Heat one to two tablespoons of olive oil in a skillet. Sauté two or three sliced garlic cloves until golden, then remove to prevent them from burning. Add the damp greens to the pungently flavored oil. Cook over medium heat, stirring often. Add two to three tablespoons of broth or water to avoid burning.

Cook until the greens are tender or done to your taste. Add salt and pepper to taste.

Since these greens will shrink considerably during cooking, allow eight ounces of raw greens per serving.

How the Greens Stack Up

To select the freshest produce…choose greens with leaves that look firm and perky. Avoid bunches with limp, wilted or faded leaves. While all of these greens can be eaten raw, fresh greens are most flavorful when cooked for just a short time—about five to six minutes.

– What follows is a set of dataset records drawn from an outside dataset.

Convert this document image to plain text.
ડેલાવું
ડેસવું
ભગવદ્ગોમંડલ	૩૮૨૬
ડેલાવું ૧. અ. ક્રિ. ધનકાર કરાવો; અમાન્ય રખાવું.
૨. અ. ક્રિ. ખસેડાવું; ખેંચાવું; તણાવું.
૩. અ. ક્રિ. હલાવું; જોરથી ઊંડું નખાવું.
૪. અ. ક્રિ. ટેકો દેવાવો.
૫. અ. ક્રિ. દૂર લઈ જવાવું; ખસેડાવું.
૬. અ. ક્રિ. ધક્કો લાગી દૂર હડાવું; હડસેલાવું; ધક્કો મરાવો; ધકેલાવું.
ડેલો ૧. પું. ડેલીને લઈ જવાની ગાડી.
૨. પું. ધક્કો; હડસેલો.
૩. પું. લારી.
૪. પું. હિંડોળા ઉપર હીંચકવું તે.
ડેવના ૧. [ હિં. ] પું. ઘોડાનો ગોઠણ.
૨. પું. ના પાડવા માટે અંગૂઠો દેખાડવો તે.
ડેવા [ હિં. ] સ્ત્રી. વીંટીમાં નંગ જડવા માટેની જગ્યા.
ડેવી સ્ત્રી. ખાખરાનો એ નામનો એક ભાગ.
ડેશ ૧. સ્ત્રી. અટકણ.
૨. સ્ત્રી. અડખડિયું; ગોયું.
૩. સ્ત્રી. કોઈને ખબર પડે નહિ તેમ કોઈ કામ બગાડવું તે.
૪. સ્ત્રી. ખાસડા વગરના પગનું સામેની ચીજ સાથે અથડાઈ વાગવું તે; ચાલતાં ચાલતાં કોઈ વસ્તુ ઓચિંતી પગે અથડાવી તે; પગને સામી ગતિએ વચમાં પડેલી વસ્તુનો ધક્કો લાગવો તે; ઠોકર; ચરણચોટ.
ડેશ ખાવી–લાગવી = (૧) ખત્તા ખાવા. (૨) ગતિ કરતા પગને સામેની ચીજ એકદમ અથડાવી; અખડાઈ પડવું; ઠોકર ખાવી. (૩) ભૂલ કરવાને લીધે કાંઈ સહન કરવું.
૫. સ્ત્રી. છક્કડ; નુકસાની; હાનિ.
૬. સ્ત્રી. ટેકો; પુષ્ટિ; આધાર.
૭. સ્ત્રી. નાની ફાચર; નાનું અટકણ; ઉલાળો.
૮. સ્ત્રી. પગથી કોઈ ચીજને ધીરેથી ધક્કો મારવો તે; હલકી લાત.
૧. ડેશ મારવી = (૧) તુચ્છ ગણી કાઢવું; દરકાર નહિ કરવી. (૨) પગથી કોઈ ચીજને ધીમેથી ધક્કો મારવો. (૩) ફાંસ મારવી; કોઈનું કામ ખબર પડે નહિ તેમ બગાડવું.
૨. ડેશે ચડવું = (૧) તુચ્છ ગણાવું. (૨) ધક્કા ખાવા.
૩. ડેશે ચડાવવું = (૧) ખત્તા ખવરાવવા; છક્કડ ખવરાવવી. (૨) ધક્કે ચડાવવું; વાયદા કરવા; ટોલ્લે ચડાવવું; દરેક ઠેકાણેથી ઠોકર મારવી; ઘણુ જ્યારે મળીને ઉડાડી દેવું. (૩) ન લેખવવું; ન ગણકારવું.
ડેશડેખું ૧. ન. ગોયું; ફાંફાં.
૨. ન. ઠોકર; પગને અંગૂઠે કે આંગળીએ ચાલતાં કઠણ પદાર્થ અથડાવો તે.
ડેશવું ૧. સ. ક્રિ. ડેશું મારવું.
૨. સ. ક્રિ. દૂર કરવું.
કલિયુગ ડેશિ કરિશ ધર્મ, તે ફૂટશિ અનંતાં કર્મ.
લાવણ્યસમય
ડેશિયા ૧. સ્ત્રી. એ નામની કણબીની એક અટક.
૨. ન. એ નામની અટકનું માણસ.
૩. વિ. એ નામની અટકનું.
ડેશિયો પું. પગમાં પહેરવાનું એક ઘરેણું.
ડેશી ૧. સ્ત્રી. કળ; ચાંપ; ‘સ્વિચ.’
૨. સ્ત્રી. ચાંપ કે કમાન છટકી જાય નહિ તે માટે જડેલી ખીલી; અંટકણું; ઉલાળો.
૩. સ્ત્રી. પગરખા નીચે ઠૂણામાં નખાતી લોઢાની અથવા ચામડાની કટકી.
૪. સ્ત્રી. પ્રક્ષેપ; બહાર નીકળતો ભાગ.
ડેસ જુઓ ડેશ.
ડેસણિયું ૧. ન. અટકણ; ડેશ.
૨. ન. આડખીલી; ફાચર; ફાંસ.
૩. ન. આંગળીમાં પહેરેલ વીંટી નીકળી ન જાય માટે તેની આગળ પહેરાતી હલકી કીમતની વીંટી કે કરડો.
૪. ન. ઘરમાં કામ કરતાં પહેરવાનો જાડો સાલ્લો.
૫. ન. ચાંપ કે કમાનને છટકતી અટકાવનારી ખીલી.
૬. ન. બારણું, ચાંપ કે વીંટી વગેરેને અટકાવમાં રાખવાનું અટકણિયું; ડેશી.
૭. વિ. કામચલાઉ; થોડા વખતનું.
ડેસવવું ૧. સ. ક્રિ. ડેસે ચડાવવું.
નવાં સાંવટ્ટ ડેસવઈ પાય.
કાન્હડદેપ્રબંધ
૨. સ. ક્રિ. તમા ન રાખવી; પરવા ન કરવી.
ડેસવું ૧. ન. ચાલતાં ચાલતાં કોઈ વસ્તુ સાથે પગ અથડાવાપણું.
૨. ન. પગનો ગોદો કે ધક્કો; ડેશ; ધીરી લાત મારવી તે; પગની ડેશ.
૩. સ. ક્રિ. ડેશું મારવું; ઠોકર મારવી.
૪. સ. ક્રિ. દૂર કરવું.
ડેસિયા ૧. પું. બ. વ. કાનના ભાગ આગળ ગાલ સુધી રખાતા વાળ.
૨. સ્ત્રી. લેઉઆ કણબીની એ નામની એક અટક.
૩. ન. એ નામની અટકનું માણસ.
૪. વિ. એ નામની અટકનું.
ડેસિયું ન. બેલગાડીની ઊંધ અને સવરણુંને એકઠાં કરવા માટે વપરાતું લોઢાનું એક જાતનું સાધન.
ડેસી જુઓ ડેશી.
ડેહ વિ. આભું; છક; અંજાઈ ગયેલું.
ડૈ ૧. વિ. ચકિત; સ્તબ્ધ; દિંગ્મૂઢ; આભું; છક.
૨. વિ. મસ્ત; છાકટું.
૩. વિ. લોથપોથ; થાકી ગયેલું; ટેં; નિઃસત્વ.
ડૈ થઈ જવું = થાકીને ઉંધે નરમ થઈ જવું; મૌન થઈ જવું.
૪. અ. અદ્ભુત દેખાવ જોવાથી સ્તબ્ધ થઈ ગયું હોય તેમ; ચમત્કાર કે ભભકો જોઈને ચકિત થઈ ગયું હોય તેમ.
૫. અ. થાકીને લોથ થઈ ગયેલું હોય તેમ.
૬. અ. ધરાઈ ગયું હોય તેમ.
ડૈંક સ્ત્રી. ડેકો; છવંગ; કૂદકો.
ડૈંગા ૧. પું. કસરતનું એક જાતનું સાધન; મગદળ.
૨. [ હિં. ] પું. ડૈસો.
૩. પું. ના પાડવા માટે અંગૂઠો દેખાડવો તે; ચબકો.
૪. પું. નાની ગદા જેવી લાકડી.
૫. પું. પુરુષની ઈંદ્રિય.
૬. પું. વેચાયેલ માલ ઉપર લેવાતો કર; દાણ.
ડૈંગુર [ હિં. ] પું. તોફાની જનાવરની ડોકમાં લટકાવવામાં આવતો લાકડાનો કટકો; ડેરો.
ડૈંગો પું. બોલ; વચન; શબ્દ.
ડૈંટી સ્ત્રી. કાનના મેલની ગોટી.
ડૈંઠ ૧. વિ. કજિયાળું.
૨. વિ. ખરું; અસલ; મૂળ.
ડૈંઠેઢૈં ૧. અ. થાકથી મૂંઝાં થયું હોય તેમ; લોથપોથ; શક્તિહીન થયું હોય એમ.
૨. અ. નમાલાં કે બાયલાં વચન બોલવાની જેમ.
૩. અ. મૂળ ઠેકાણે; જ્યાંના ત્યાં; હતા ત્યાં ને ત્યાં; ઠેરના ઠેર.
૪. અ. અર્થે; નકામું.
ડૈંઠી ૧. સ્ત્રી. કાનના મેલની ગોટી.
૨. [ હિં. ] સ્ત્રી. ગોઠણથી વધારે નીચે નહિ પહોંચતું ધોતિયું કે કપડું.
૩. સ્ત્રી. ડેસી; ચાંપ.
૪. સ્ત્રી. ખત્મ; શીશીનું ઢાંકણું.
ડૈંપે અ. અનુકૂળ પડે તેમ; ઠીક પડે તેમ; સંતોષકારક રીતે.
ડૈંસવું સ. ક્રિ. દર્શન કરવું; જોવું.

Flavor: Sweet with a nutty undertone.
Nutrition: Contains vitamins A and C, calcium, magnesium and iron.
Ways to Cook: Sauté or steam, boil, braise with broth. Add to soups and stews. Add raw to salads.

For healthy bruschetta,
sauté 1 cup steamed kale in olive oil with 3 finely chopped garlic cloves. Add 1 can rinsed cannellini beans, partially mashing them, and ⅛ tsp ground black pepper. Serve spooned onto toasted slices of whole-wheat Italian bread.


Flavor: White-stemmed is sweetest…red-stemmed is most earthy tasting.
Nutrition: Contains vitamin A, calcium, phosphorus, magnesium and iron. High in sodium. Use caution if following a restricted sodium diet.
Ways to Cook: Sauté. Braise with broth, add to soups and stews.

For easy chunky soup,
place 3 cups vegetable broth, 4 cups chopped chard, 1 can rinsed canned chickpeas, ½ cup each frozen corn and cut green beans, a small chopped red onion and chopped garlic in a deep pot. Simmer 15 minutes, uncovered. Serve with grated Parmesan cheese.


Flavor: A peppery, radishlike bite.
Nutrition: Contains vitamins A and C, potassium, calcium, phosphorus and magnesium.
Ways to Cook: Sauté, steam, slow-cook southern style with preservative-free chicken or turkey sausage. Add raw to salads in thin shreds.

For Asian-style greens,
sauté ½ cup chopped onion and 1 cup sliced carrots for 3 minutes. Add ½ cup chicken broth and 1 Tbsp soy sauce, and simmer until crisp-tender, 5 minutes. Mix in 2 cups steamed mustard greens and 1 tsp roasted sesame oil.